Jakarta – Sektor manufaktur Indonesia mulai menunjukkan geliat positif setelah Purchasing Managers’ Index (PMI) Juli 2026 kembali ke zona ekspansif di angka 50,2.
Meski demikian, para pakar ekonomi memperingatkan bahwa kebangkitan ini belum menjamin terjadinya gelombang perekrutan tenaga kerja secara masif dalam waktu dekat.
Direktur Eksekutif CORE Indonesia, Mohammad Faisal, menilai proses penyerapan tenaga kerja di industri masih akan berjalan lambat.
“Menurut saya untuk sisi dari industri masih cukup lambat,” ungkap Faisal, Selasa (4/8).
Faisal menjelaskan bahwa perekrutan yang terjadi saat ini lebih didorong oleh upaya perusahaan mengisi kembali posisi yang sebelumnya dipangkas akibat efisiensi biaya, bukan karena lonjakan permintaan yang signifikan.
Ia menambahkan, ketergantungan pada pasar domestik yang terbatas serta penurunan permintaan ekspor membuat kondisi industri manufaktur masih tergolong rentan.
Menurutnya, sektor makanan dan minuman menjadi tumpuan utama penyerapan tenaga kerja karena sifatnya yang memproduksi kebutuhan pokok masyarakat.
Senada dengan hal tersebut, pengamat ketenagakerjaan dari Universitas Gadjah Mada, Tadjuddin Noer Effendi, menyebut pemulihan PMI memang menjadi sinyal stabilisasi pasar.
Namun, ia menekankan bahwa ketidakpastian ekonomi global, termasuk penurunan ekspor nikel ke China, membuat proyeksi ke depan sulit dipastikan.
“Enggak tahu bulan ke depan bagaimana. Belakangan ini juga ekspor nikel kita ke China mulai menurun juga.

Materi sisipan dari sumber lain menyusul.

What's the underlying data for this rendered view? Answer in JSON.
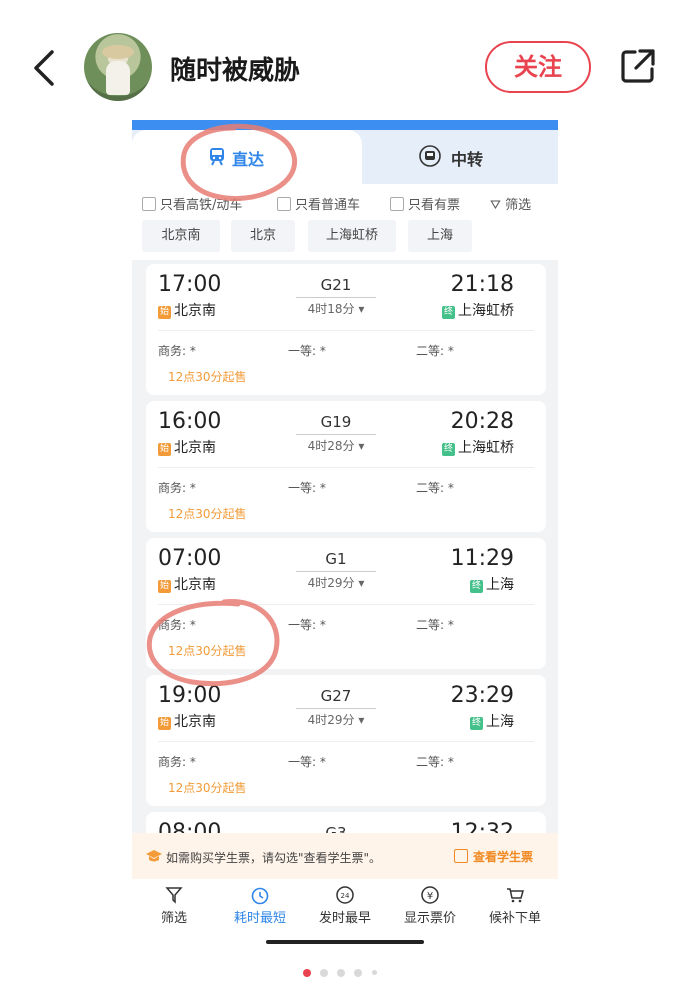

Jadi, kita enggak bisa meramalkan apa yang terjadi di bulan yang akan datang,” tutur Tadjuddin.
Tadjuddin memprediksi industri padat karya seperti tekstil, garmen, dan alas kaki akan menjadi sektor yang paling berpeluang menyerap banyak tenaga kerja jika tren positif ini berlanjut.
Untuk mempercepat pemulihan tersebut, ia mendesak pemerintah agar segera memberikan insentif konkret bagi pelaku usaha.
“Pemerintah memberikan insentif pada industri-industri yang segera menyerap tenaga kerja, apakah kredit atau keringanan pajak,” pungkasnya.